Many states have statutes specifically permitting the enforcement of foreign judgments. More than thirty states have adopted either the Uniform Foreign Money Judgments Recognition Act of 1962 or its successor the Uniform Foreign-Country Money Judgments Recognition Act of 2005. The remaining states rely on the requirements of comity in determining whether to recognize a foreign judgment. Regardless of the source of recognition, U.S. courts will usually recognize a final and conclusive foreign money judgment based on a full and fair trial on the merits of the case by an impartial tribunal. The foreign court must have had jurisdiction over the subject matter and over the parties or property involved, and the defendant must have been given notice of the action and an opportunity to appear.
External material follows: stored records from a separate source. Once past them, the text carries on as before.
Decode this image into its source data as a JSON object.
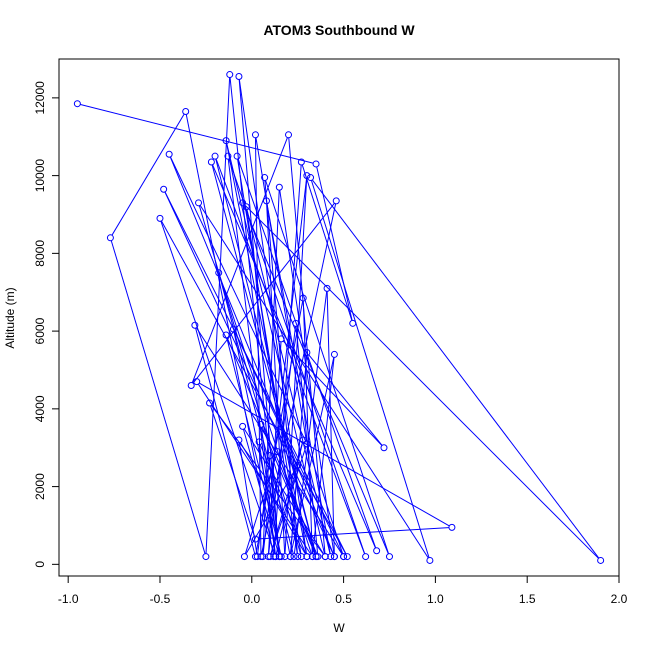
{
  "chart_data": {
    "type": "line",
    "title": "ATOM3 Southbound W",
    "xlabel": "W",
    "ylabel": "Altitude (m)",
    "xlim": [
      -1.05,
      2.0
    ],
    "ylim": [
      -300,
      13000
    ],
    "xticks": [
      -1.0,
      -0.5,
      0.0,
      0.5,
      1.0,
      1.5,
      2.0
    ],
    "xtick_labels": [
      "-1.0",
      "-0.5",
      "0.0",
      "0.5",
      "1.0",
      "1.5",
      "2.0"
    ],
    "yticks": [
      0,
      2000,
      4000,
      6000,
      8000,
      10000,
      12000
    ],
    "ytick_labels": [
      "0",
      "2000",
      "4000",
      "6000",
      "8000",
      "10000",
      "12000"
    ],
    "grid": false,
    "series": [
      {
        "color": "#0000ff",
        "marker": "open-circle",
        "points": [
          [
            -0.95,
            11850
          ],
          [
            0.35,
            10300
          ],
          [
            0.55,
            6200
          ],
          [
            0.27,
            10350
          ],
          [
            0.12,
            200
          ],
          [
            -0.36,
            11650
          ],
          [
            -0.77,
            8400
          ],
          [
            -0.25,
            200
          ],
          [
            -0.12,
            12600
          ],
          [
            0.15,
            200
          ],
          [
            -0.07,
            12550
          ],
          [
            0.3,
            200
          ],
          [
            -0.14,
            10900
          ],
          [
            0.4,
            200
          ],
          [
            0.2,
            11050
          ],
          [
            -0.33,
            4600
          ],
          [
            0.46,
            9350
          ],
          [
            0.05,
            200
          ],
          [
            0.02,
            11050
          ],
          [
            0.3,
            3100
          ],
          [
            -0.45,
            10550
          ],
          [
            0.45,
            200
          ],
          [
            -0.48,
            9650
          ],
          [
            0.52,
            200
          ],
          [
            -0.5,
            8900
          ],
          [
            0.13,
            200
          ],
          [
            -0.13,
            10500
          ],
          [
            0.62,
            200
          ],
          [
            -0.2,
            10500
          ],
          [
            0.35,
            200
          ],
          [
            -0.22,
            10350
          ],
          [
            0.68,
            350
          ],
          [
            -0.08,
            10500
          ],
          [
            0.27,
            200
          ],
          [
            -0.29,
            9300
          ],
          [
            0.97,
            100
          ],
          [
            0.32,
            9950
          ],
          [
            1.9,
            100
          ],
          [
            -0.05,
            9300
          ],
          [
            0.75,
            200
          ],
          [
            0.07,
            9950
          ],
          [
            0.25,
            200
          ],
          [
            -0.03,
            9200
          ],
          [
            0.43,
            200
          ],
          [
            0.08,
            9350
          ],
          [
            0.18,
            200
          ],
          [
            0.3,
            10000
          ],
          [
            0.06,
            200
          ],
          [
            0.15,
            9700
          ],
          [
            0.45,
            200
          ],
          [
            0.41,
            7100
          ],
          [
            0.23,
            200
          ],
          [
            -0.18,
            7500
          ],
          [
            0.33,
            200
          ],
          [
            0.28,
            6850
          ],
          [
            0.02,
            200
          ],
          [
            -0.31,
            6150
          ],
          [
            0.5,
            200
          ],
          [
            -0.1,
            6050
          ],
          [
            0.16,
            200
          ],
          [
            -0.14,
            5900
          ],
          [
            0.36,
            200
          ],
          [
            0.24,
            6200
          ],
          [
            0.09,
            200
          ],
          [
            0.16,
            5800
          ],
          [
            0.72,
            3000
          ],
          [
            0.3,
            5450
          ],
          [
            0.21,
            200
          ],
          [
            0.45,
            5400
          ],
          [
            0.33,
            200
          ],
          [
            -0.3,
            4700
          ],
          [
            1.09,
            950
          ],
          [
            0.02,
            650
          ],
          [
            -0.23,
            4150
          ],
          [
            0.4,
            200
          ],
          [
            -0.05,
            3550
          ],
          [
            0.15,
            200
          ],
          [
            0.05,
            3600
          ],
          [
            0.35,
            200
          ],
          [
            0.14,
            2900
          ],
          [
            -0.04,
            200
          ],
          [
            0.25,
            2550
          ],
          [
            0.21,
            200
          ],
          [
            0.1,
            2800
          ],
          [
            0.03,
            200
          ],
          [
            -0.07,
            3200
          ],
          [
            0.3,
            200
          ],
          [
            0.04,
            3150
          ],
          [
            0.13,
            200
          ],
          [
            0.28,
            3200
          ],
          [
            0.1,
            200
          ],
          [
            0.3,
            3100
          ],
          [
            0.5,
            200
          ]
        ]
      }
    ]
  }
}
Judgments may not be enforced where they violate due process or public policy, where they were procured by fraud, where the original proceeding contravened a forum selection clause in the contract, where the foreign court was a seriously inconvenient forum, or where there is serious doubt about the integrity of the foreign court; an example of a U.S. court’s refusal to honor a foreign judgment is seen in Stiftung v. V.E.B. Carl Zeiss, 433 F.2d 686 (2d Cir. 1970). There, a U.S. court refused to enforce a judgment from (then) communist East Germany because, in the federal judge’s view, the procedures were not fair and because the (former) East German judiciary would “orient their judgments according to the wishes of the leaders of the socialist state.”